The South Street Tunnel

A set of stairs was provided for pedestrians with overhanging terraced gardens

The following article is by Newburgh City Historian Mary McTamaney, originally published in the Mid-Hudson Times, July 18, 2012

If you haven’t traveled on South Street this month take a walk or ride between Dubois Street and Robinson Avenue.  Locals know that takes you “through the cut,” the gap made in Downing Park in 1960 in a vain attempt to encourage traffic from west to east downhill to the Water Street business district.  Some civic leaders believed back then that fewer people shopped on Water Street because the car ride to Water Street was circuitous, requiring the use of North Street, Gidney Avenue or Broadway.  So, the New York Department of Transportation and the city collaborated on making a “South Street Arterial.”  We have since learned to put up our defense shields at the word arterial but, back in the late 1950’s, we weren’t so experienced and several arterial highways in urban settings like Newburgh were in the planning stages.  Newburgh had a second one planned for a west-end loop through various properties to carry expected traffic quickly through our city.

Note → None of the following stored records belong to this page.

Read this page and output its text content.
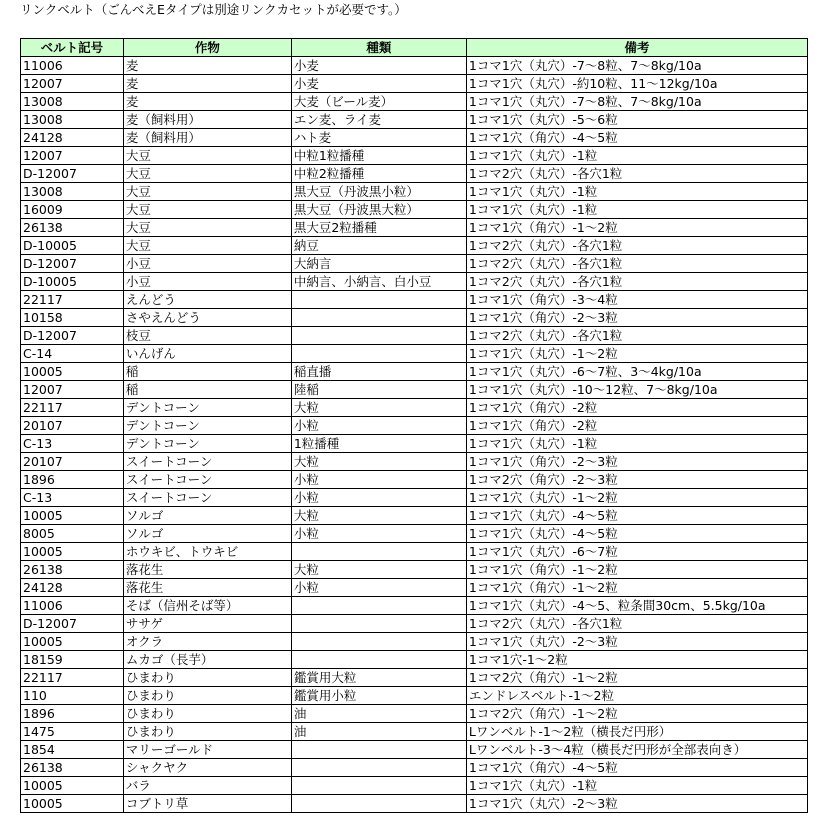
リンクベルト（ごんべえEタイプは別途リンクカセットが必要です。）
ベルト記号	作物	種類	備考
11006	麦	小麦	1コマ1穴（丸穴）-7～8粒、7～8kg/10a
12007	麦	小麦	1コマ1穴（丸穴）-約10粒、11～12kg/10a
13008	麦	大麦（ビール麦）	1コマ1穴（丸穴）-7～8粒、7～8kg/10a
13008	麦（飼料用）	エン麦、ライ麦	1コマ1穴（丸穴）-5～6粒
24128	麦（飼料用）	ハト麦	1コマ1穴（角穴）-4～5粒
12007	大豆	中粒1粒播種	1コマ1穴（丸穴）-1粒
D-12007	大豆	中粒2粒播種	1コマ2穴（丸穴）-各穴1粒
13008	大豆	黒大豆（丹波黒小粒）	1コマ1穴（丸穴）-1粒
16009	大豆	黒大豆（丹波黒大粒）	1コマ1穴（丸穴）-1粒
26138	大豆	黒大豆2粒播種	1コマ1穴（角穴）-1～2粒
D-10005	大豆	納豆	1コマ2穴（丸穴）-各穴1粒
D-12007	小豆	大納言	1コマ2穴（丸穴）-各穴1粒
D-10005	小豆	中納言、小納言、白小豆	1コマ2穴（丸穴）-各穴1粒
22117	えんどう		1コマ1穴（角穴）-3～4粒
10158	さやえんどう		1コマ1穴（角穴）-2～3粒
D-12007	枝豆		1コマ2穴（丸穴）-各穴1粒
C-14	いんげん		1コマ1穴（丸穴）-1～2粒
10005	稲	稲直播	1コマ1穴（丸穴）-6～7粒、3～4kg/10a
12007	稲	陸稲	1コマ1穴（丸穴）-10～12粒、7～8kg/10a
22117	デントコーン	大粒	1コマ1穴（角穴）-2粒
20107	デントコーン	小粒	1コマ1穴（角穴）-2粒
C-13	デントコーン	1粒播種	1コマ1穴（丸穴）-1粒
20107	スイートコーン	大粒	1コマ1穴（角穴）-2～3粒
1896	スイートコーン	小粒	1コマ2穴（角穴）-2～3粒
C-13	スイートコーン	小粒	1コマ1穴（丸穴）-1～2粒
10005	ソルゴ	大粒	1コマ1穴（丸穴）-4～5粒
8005	ソルゴ	小粒	1コマ1穴（丸穴）-4～5粒
10005	ホウキビ、トウキビ		1コマ1穴（丸穴）-6～7粒
26138	落花生	大粒	1コマ1穴（角穴）-1～2粒
24128	落花生	小粒	1コマ1穴（角穴）-1～2粒
11006	そば（信州そば等）		1コマ1穴（丸穴）-4～5、粒条間30cm、5.5kg/10a
D-12007	ササゲ		1コマ2穴（丸穴）-各穴1粒
10005	オクラ		1コマ1穴（丸穴）-2～3粒
18159	ムカゴ（長芋）		1コマ1穴-1～2粒
22117	ひまわり	鑑賞用大粒	1コマ2穴（角穴）-1～2粒
110	ひまわり	鑑賞用小粒	エンドレスベルト-1～2粒
1896	ひまわり	油	1コマ2穴（角穴）-1～2粒
1475	ひまわり	油	Lワンベルト-1～2粒（横長だ円形）
1854	マリーゴールド		Lワンベルト-3～4粒（横長だ円形が全部表向き）
26138	シャクヤク		1コマ1穴（角穴）-4～5粒
10005	バラ		1コマ1穴（丸穴）-1粒
10005	コブトリ草		1コマ1穴（丸穴）-2～3粒
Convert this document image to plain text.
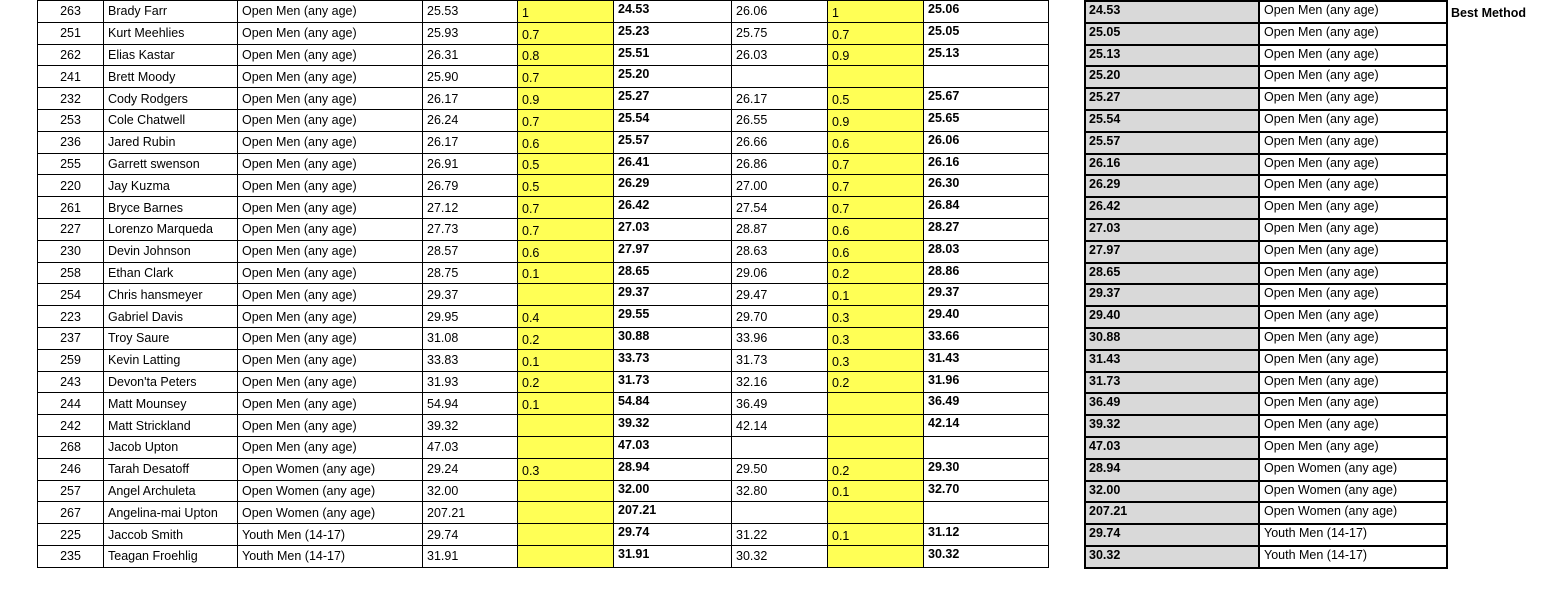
263	Brady Farr	Open Men (any age)	25.53	1	24.53	26.06	1	25.06
251	Kurt Meehlies	Open Men (any age)	25.93	0.7	25.23	25.75	0.7	25.05
262	Elias Kastar	Open Men (any age)	26.31	0.8	25.51	26.03	0.9	25.13
241	Brett Moody	Open Men (any age)	25.90	0.7	25.20			
232	Cody Rodgers	Open Men (any age)	26.17	0.9	25.27	26.17	0.5	25.67
253	Cole Chatwell	Open Men (any age)	26.24	0.7	25.54	26.55	0.9	25.65
236	Jared Rubin	Open Men (any age)	26.17	0.6	25.57	26.66	0.6	26.06
255	Garrett swenson	Open Men (any age)	26.91	0.5	26.41	26.86	0.7	26.16
220	Jay Kuzma	Open Men (any age)	26.79	0.5	26.29	27.00	0.7	26.30
261	Bryce Barnes	Open Men (any age)	27.12	0.7	26.42	27.54	0.7	26.84
227	Lorenzo Marqueda	Open Men (any age)	27.73	0.7	27.03	28.87	0.6	28.27
230	Devin Johnson	Open Men (any age)	28.57	0.6	27.97	28.63	0.6	28.03
258	Ethan Clark	Open Men (any age)	28.75	0.1	28.65	29.06	0.2	28.86
254	Chris hansmeyer	Open Men (any age)	29.37		29.37	29.47	0.1	29.37
223	Gabriel Davis	Open Men (any age)	29.95	0.4	29.55	29.70	0.3	29.40
237	Troy Saure	Open Men (any age)	31.08	0.2	30.88	33.96	0.3	33.66
259	Kevin Latting	Open Men (any age)	33.83	0.1	33.73	31.73	0.3	31.43
243	Devon'ta Peters	Open Men (any age)	31.93	0.2	31.73	32.16	0.2	31.96
244	Matt Mounsey	Open Men (any age)	54.94	0.1	54.84	36.49		36.49
242	Matt Strickland	Open Men (any age)	39.32		39.32	42.14		42.14
268	Jacob Upton	Open Men (any age)	47.03		47.03			
246	Tarah Desatoff	Open Women (any age)	29.24	0.3	28.94	29.50	0.2	29.30
257	Angel Archuleta	Open Women (any age)	32.00		32.00	32.80	0.1	32.70
267	Angelina-mai Upton	Open Women (any age)	207.21		207.21			
225	Jaccob Smith	Youth Men (14-17)	29.74		29.74	31.22	0.1	31.12
235	Teagan Froehlig	Youth Men (14-17)	31.91		31.91	30.32		30.32
24.53	Open Men (any age)
25.05	Open Men (any age)
25.13	Open Men (any age)
25.20	Open Men (any age)
25.27	Open Men (any age)
25.54	Open Men (any age)
25.57	Open Men (any age)
26.16	Open Men (any age)
26.29	Open Men (any age)
26.42	Open Men (any age)
27.03	Open Men (any age)
27.97	Open Men (any age)
28.65	Open Men (any age)
29.37	Open Men (any age)
29.40	Open Men (any age)
30.88	Open Men (any age)
31.43	Open Men (any age)
31.73	Open Men (any age)
36.49	Open Men (any age)
39.32	Open Men (any age)
47.03	Open Men (any age)
28.94	Open Women (any age)
32.00	Open Women (any age)
207.21	Open Women (any age)
29.74	Youth Men (14-17)
30.32	Youth Men (14-17)
Best Method
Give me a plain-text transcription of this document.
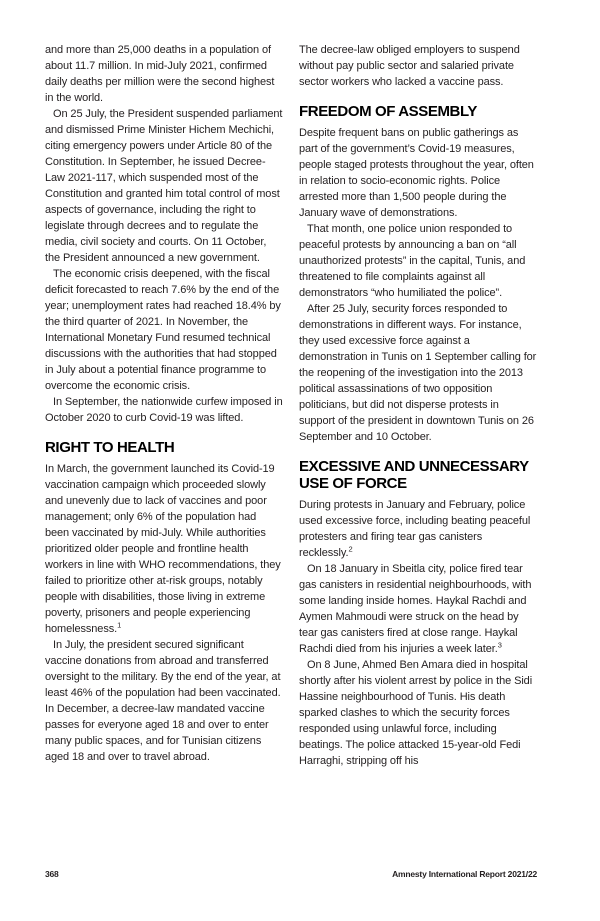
and more than 25,000 deaths in a population of about 11.7 million. In mid-July 2021, confirmed daily deaths per million were the second highest in the world.

On 25 July, the President suspended parliament and dismissed Prime Minister Hichem Mechichi, citing emergency powers under Article 80 of the Constitution. In September, he issued Decree-Law 2021-117, which suspended most of the Constitution and granted him total control of most aspects of governance, including the right to legislate through decrees and to regulate the media, civil society and courts. On 11 October, the President announced a new government.

The economic crisis deepened, with the fiscal deficit forecasted to reach 7.6% by the end of the year; unemployment rates had reached 18.4% by the third quarter of 2021. In November, the International Monetary Fund resumed technical discussions with the authorities that had stopped in July about a potential finance programme to overcome the economic crisis.

In September, the nationwide curfew imposed in October 2020 to curb Covid-19 was lifted.

RIGHT TO HEALTH

In March, the government launched its Covid-19 vaccination campaign which proceeded slowly and unevenly due to lack of vaccines and poor management; only 6% of the population had been vaccinated by mid-July. While authorities prioritized older people and frontline health workers in line with WHO recommendations, they failed to prioritize other at-risk groups, notably people with disabilities, those living in extreme poverty, prisoners and people experiencing homelessness.$^1$

In July, the president secured significant vaccine donations from abroad and transferred oversight to the military. By the end of the year, at least 46% of the population had been vaccinated. In December, a decree-law mandated vaccine passes for everyone aged 18 and over to enter many public spaces, and for Tunisian citizens aged 18 and over to travel abroad.

The decree-law obliged employers to suspend without pay public sector and salaried private sector workers who lacked a vaccine pass.

FREEDOM OF ASSEMBLY

Despite frequent bans on public gatherings as part of the government’s Covid-19 measures, people staged protests throughout the year, often in relation to socio-economic rights. Police arrested more than 1,500 people during the January wave of demonstrations.

That month, one police union responded to peaceful protests by announcing a ban on “all unauthorized protests” in the capital, Tunis, and threatened to file complaints against all demonstrators “who humiliated the police”.

After 25 July, security forces responded to demonstrations in different ways. For instance, they used excessive force against a demonstration in Tunis on 1 September calling for the reopening of the investigation into the 2013 political assassinations of two opposition politicians, but did not disperse protests in support of the president in downtown Tunis on 26 September and 10 October.

EXCESSIVE AND UNNECESSARY USE OF FORCE

During protests in January and February, police used excessive force, including beating peaceful protesters and firing tear gas canisters recklessly.$^2$

On 18 January in Sbeitla city, police fired tear gas canisters in residential neighbourhoods, with some landing inside homes. Haykal Rachdi and Aymen Mahmoudi were struck on the head by tear gas canisters fired at close range. Haykal Rachdi died from his injuries a week later.$^3$

On 8 June, Ahmed Ben Amara died in hospital shortly after his violent arrest by police in the Sidi Hassine neighbourhood of Tunis. His death sparked clashes to which the security forces responded using unlawful force, including beatings. The police attacked 15-year-old Fedi Harraghi, stripping off his

368	Amnesty International Report 2021/22
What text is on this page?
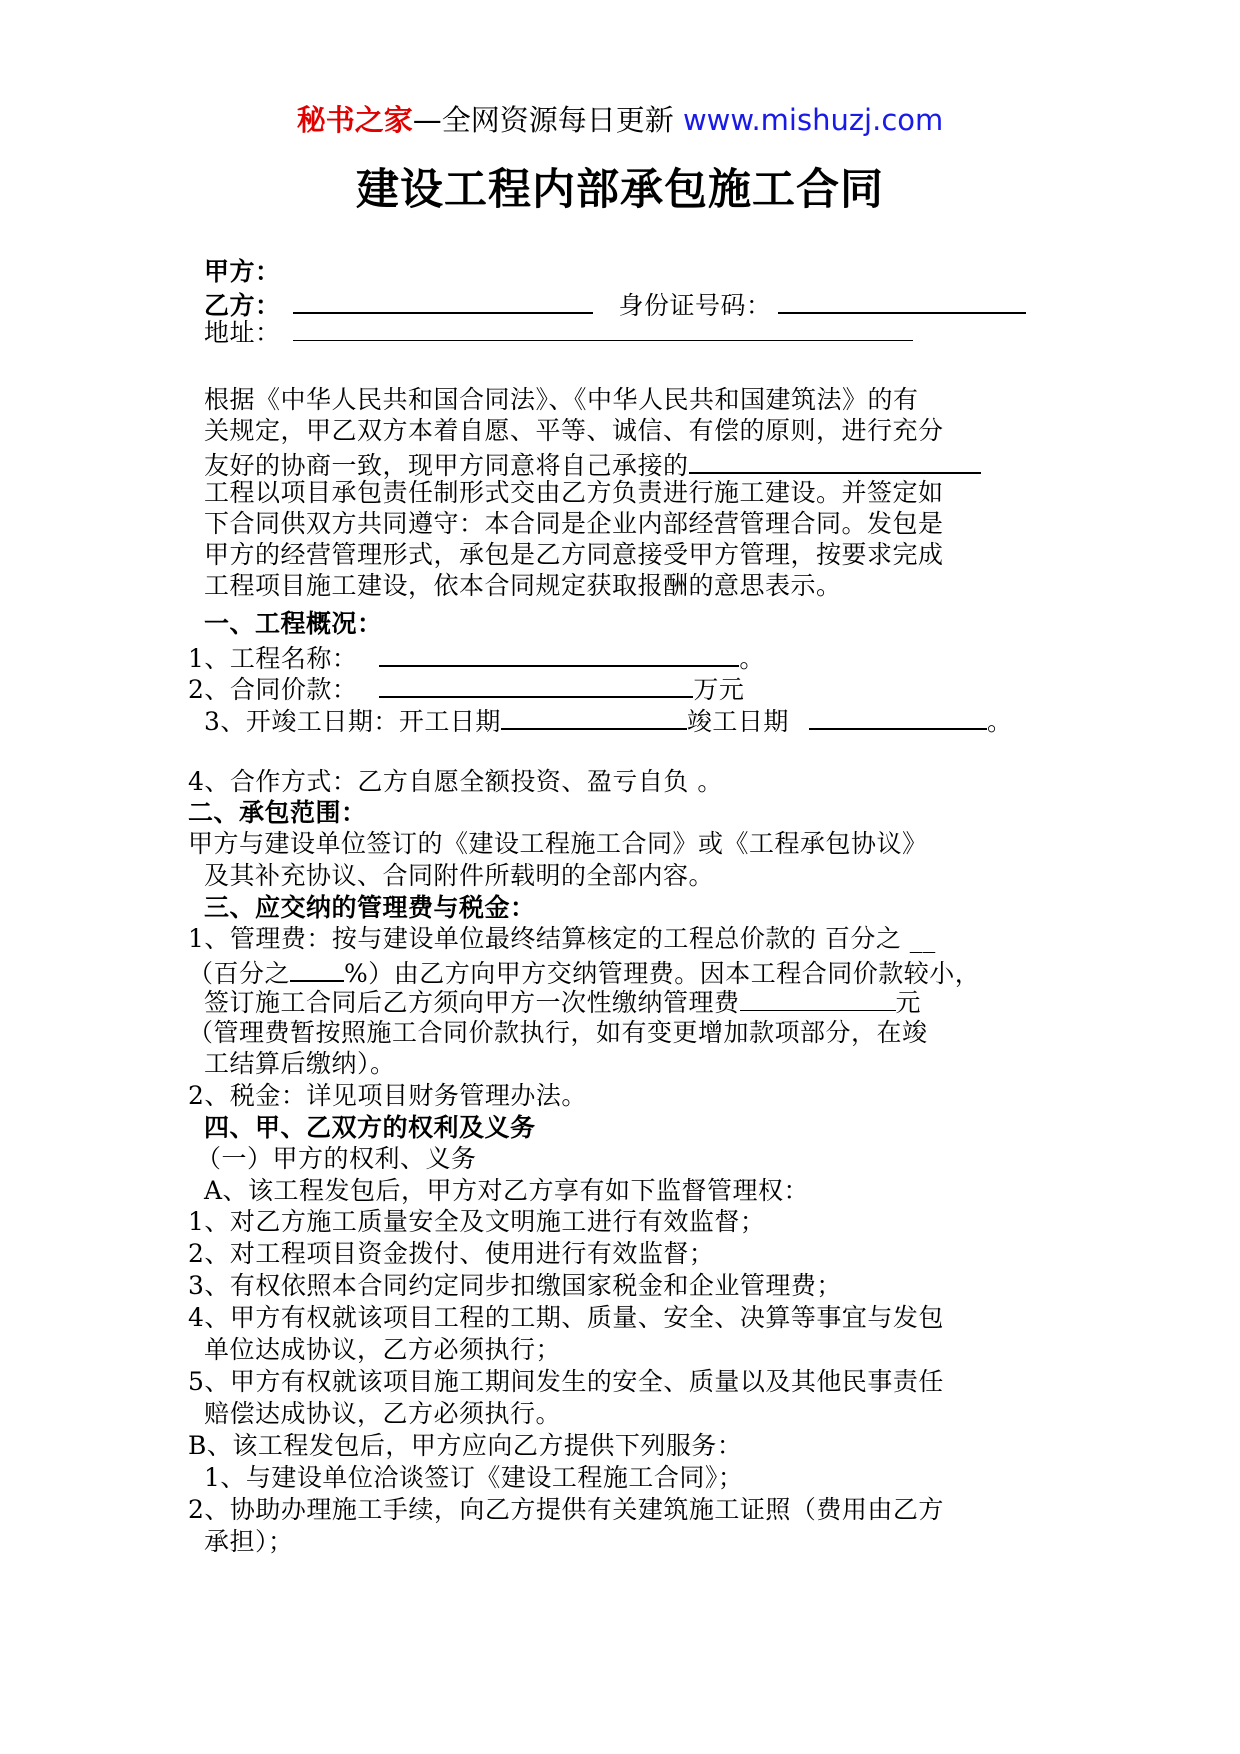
秘书之家—全网资源每日更新 www.mishuzj.com
建设工程内部承包施工合同
甲方：
乙方：	身份证号码：
地址：
根据《中华人民共和国合同法》、《中华人民共和国建筑法》的有
关规定，甲乙双方本着自愿、平等、诚信、有偿的原则，进行充分
友好的协商一致，现甲方同意将自己承接的
工程以项目承包责任制形式交由乙方负责进行施工建设。并签定如
下合同供双方共同遵守：本合同是企业内部经营管理合同。发包是
甲方的经营管理形式，承包是乙方同意接受甲方管理，按要求完成
工程项目施工建设，依本合同规定获取报酬的意思表示。
一、工程概况：
1、工程名称：	。
2、合同价款：	万元
3、开竣工日期：开工日期	竣工日期	。
4、合作方式：乙方自愿全额投资、盈亏自负 。
二、承包范围：
甲方与建设单位签订的《建设工程施工合同》或《工程承包协议》
及其补充协议、合同附件所载明的全部内容。
三、应交纳的管理费与税金：
1、管理费：按与建设单位最终结算核定的工程总价款的 百分之 __
（百分之 %）由乙方向甲方交纳管理费。因本工程合同价款较小，
签订施工合同后乙方须向甲方一次性缴纳管理费	元
（管理费暂按照施工合同价款执行，如有变更增加款项部分，在竣
工结算后缴纳）。
2、税金：详见项目财务管理办法。
四、甲、乙双方的权利及义务
（一）甲方的权利、义务
A、该工程发包后，甲方对乙方享有如下监督管理权：
1、对乙方施工质量安全及文明施工进行有效监督；
2、对工程项目资金拨付、使用进行有效监督；
3、有权依照本合同约定同步扣缴国家税金和企业管理费；
4、甲方有权就该项目工程的工期、质量、安全、决算等事宜与发包
单位达成协议，乙方必须执行；
5、甲方有权就该项目施工期间发生的安全、质量以及其他民事责任
赔偿达成协议，乙方必须执行。
B、该工程发包后，甲方应向乙方提供下列服务：
1、与建设单位洽谈签订《建设工程施工合同》；
2、协助办理施工手续，向乙方提供有关建筑施工证照（费用由乙方
承担）；
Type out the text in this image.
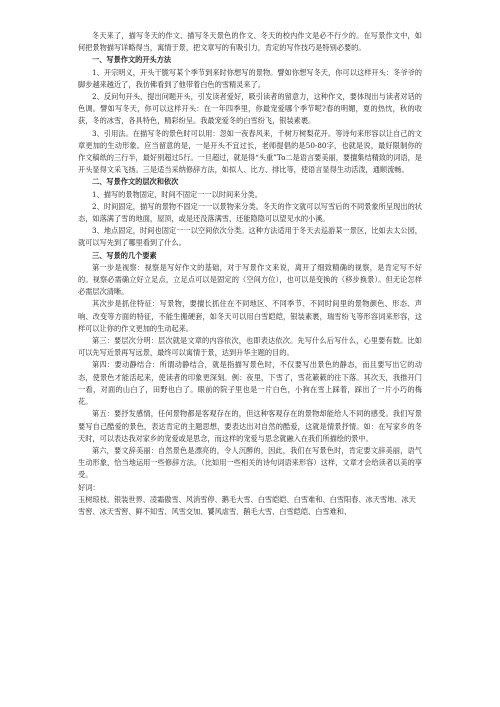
冬天来了，描写冬天的作文、描写冬天景色的作文、冬天的校内作文是必不行少的。在写景作文中，如何把景物描写详略得当，寓情于景，把文章写的有吸引力，肯定的写作技巧是特别必要的。

一、写景作文的开头方法

1、开宗明义，开头干脆写某个季节到来时你想写的景物。譬如你想写冬天，你可以这样开头：冬爷爷的脚步越来越近了，我仿佛看到了他带着白色的雪精灵来了。

2、反问句开头，提出问题开头，引发读者爱好，吸引读者的留意力，这种作文，要体现出与读者对话的色调。譬如写冬天，你可以这样开头：在一年四季里，你最宠爱哪个季节呢?春的明媚，夏的热忱，秋的收获，冬的冰雪，各具特色，精彩纷呈。我最宠爱冬的白雪纷飞，银装素裹。

3、引用法。在描写冬的景色时可以用：忽如一夜春风来，千树万树梨花开。等诗句来形容以让自己的文章更加的生动形象。应当留意的是，一是开头不宜过长，老师提倡的是50-80字，也就是说，最好限制你的作文稿纸的三行半，最好别超过5行。一旦超过，就是得“头重”To二是语言要美丽，要擅集结精致的词语，是开头显得文采飞扬。三是适当采纳修辞方法，如拟人、比方、排比等，使语言显得生动活泼，通顺流畅。

二、写景作文的层次和依次

1、描写的景物固定，时间不固定一一以时间来分类。

2、时间固定，描写的景物不固定一一以景物来分类。冬天的作文就可以写雪后的不同景象所呈现出的状态，如落满了雪的地面，屋顶，或是还没落满雪，还能隐隐可以望见水的小溪。

3、地点固定，时间也固定一一以空间依次分类。这种方法适用于冬天去巡游某一景区，比如去太公园，就可以写先到了哪里看到了什么。

三、写景的几个要素

第一步是视察：视察是写好作文的基础，对于写景作文来说，离开了细致精确的视察，是肯定写不好的。视察必需确立好立足点，立足点可以是固定的（空间方位），也可以是变换的（移步换景）。但无论怎样必需层次清晰。

其次步是抓住特征：写景物，要擅长抓住在不同地区、不同季节、不同时间里的景物颜色、形态、声响、改变等方面的特征，不能生搬硬套，如冬天可以用白雪皑皑，银装素裹，瑞雪纷飞等形容词来形容，这样可以让你的作文更加的生动起来。

第三：要层次分明：层次就是文章的内容依次，也即表达依次。先写什么后写什么，心里要有数。比如可以先写近景再写远景，最终可以寓情于景，达到升华主题的目的。

第四：要动静结合：所谓动静结合，就是指描写景色时，不仅要写出景色的静态，而且要写出它的动态，使景色才能活起来，使读者的印象更深刻。例：夜里，下雪了，雪花簌簌的往下落。其次天，我推开门一看，对面的山白了，田野也白了。眼前的院子里也是一片白色，小狗在雪上踩着，踩出了一片小巧的梅花。

第五：要抒发感情，任何景物都是客观存在的，但这种客观存在的景物却能给人不同的感受。我们写景要写自己酷爱的景色，表达肯定的主题思想，要表达出对自然的酷爱，这就是情景抒情。如：在写家乡的冬天时，可以表达我对家乡的宠爱或是思念，而这样的宠爱与思念就融入在我们所描绘的景中。

第六，要文辞美丽：自然景色是漂亮的，令人沉醉的，因此，我们在写景色时，肯定要文辞美丽，语气生动形象，恰当地运用一些修辞方法。（比如用一些相关的诗句词语来形容）这样，文章才会给读者以美的享受。

好词：

玉树琼枝、银装世界、凌霜傲雪、风消雪停、鹅毛大雪、白雪皑皑、白雪难和、白雪阳春、冰天雪地、冰天雪窖、冰天雪窖、鲜不知雪、风雪交加、饕风虐雪、鹅毛大雪、白雪皑皑、白雪难和、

South Street was named as the south border of our 18th century Glebe (common property for the benefit of all) lands. It ended at the big hill that we later developed as part of our central park in large part because of its magnificent view out to the Hudson and the valley.  Atop the South Street Hill, a beautiful two-story observatory and pavilion was built and it was surrounded by a landscaped turn-around where the community often gathered for events like sunrise Easter services with the mountain backdrop and the glow of the river making the perfect setting.

A set of stairs was provided for pedestrians with overhanging terraced gardens

But as Newburgh grew beyond Robinson Avenue, more and more people began entering Downing Park from its western side, walking up a steep South Street sidewalk and then a switchback path to the top of the park and down to an exit path beside the Chapman Steamer central firehouse.  It was always difficult, no matter whether school or errands took you there, not to linger at the top of the park and sit on a bench by the observatory at least. The beauty of the place just captured you.  But a mid-century concept of progress captured the top of the park and its arterial strategy gripped the landscape with the jaws of its excavators and shook it to death.  We were left with a dead-zone, one of the growing number of places developing in Newburgh at that era where you were forced to walk past nothing at all for a long stretch of time.  A big ugly tunnel of concrete bones held up the hillsides (not well since one side soon collapsed and had to be done again) and a solid concrete tunnel ran under Carpenter Avenue where the switchback path once carried people up to the tree-shaded observatory.

The observatory circle and flagpole at the top of the park

It didn’t have to be so.  Most of us don’t know that there had been a previous plan for South Street in 1936.  It would have been a project of the federal Works Progress Administration (WPA) and it would have tunneled under Carpenter Avenue but left the landscape above intact.  WPA projects were meant to put the unemployed back to work and there were many such large-scale projects in our area.  North and South Junior High Schools were the largest but the construction of a terminal and runway for a municipal airport at Stewart, park facilities at Algonquin Park, and the beautiful stone Downing Park bandstand were others.  A tunnel through the park at South Street was one more that was designed but never executed.  It is likely that, as the Great Depression was gearing down and the world situation was leading us toward war, less money was flowing to municipalities for public works.  In city files, I can only find design drawings for the South Street tunnel but not any engineered drawings so it wasn’t a project completely ready for a federal application. I can only find $500 appropriated during city council discussions, just enough to pay landscape architects T. Graham Stewart of Jackson Heights and, perhaps, architect Gordon Marvel of Newburgh who was also discussed.  The drawings here show what the landscape around South Street might have looked like had the project been carried forward.  If it had been overseen and executed like the other local WPA projects, it would still be standing strong.  

Image from Newburgh Mural Twitter ?@Newburghmural

Yet, after 52 years of living with the South Street dead zone created by the unkind cut of 1960, it is about to come to life.  Internationally known muralist Dasic Fernandez is up on his work platform each day in this month’s broiling heat creating the largest and grandest of his Newburgh mural series in the South Street tunnel.  Watch it take shape.  More than any of the locations Dasic will beautify for us this year, this is the one that most deserves salvation.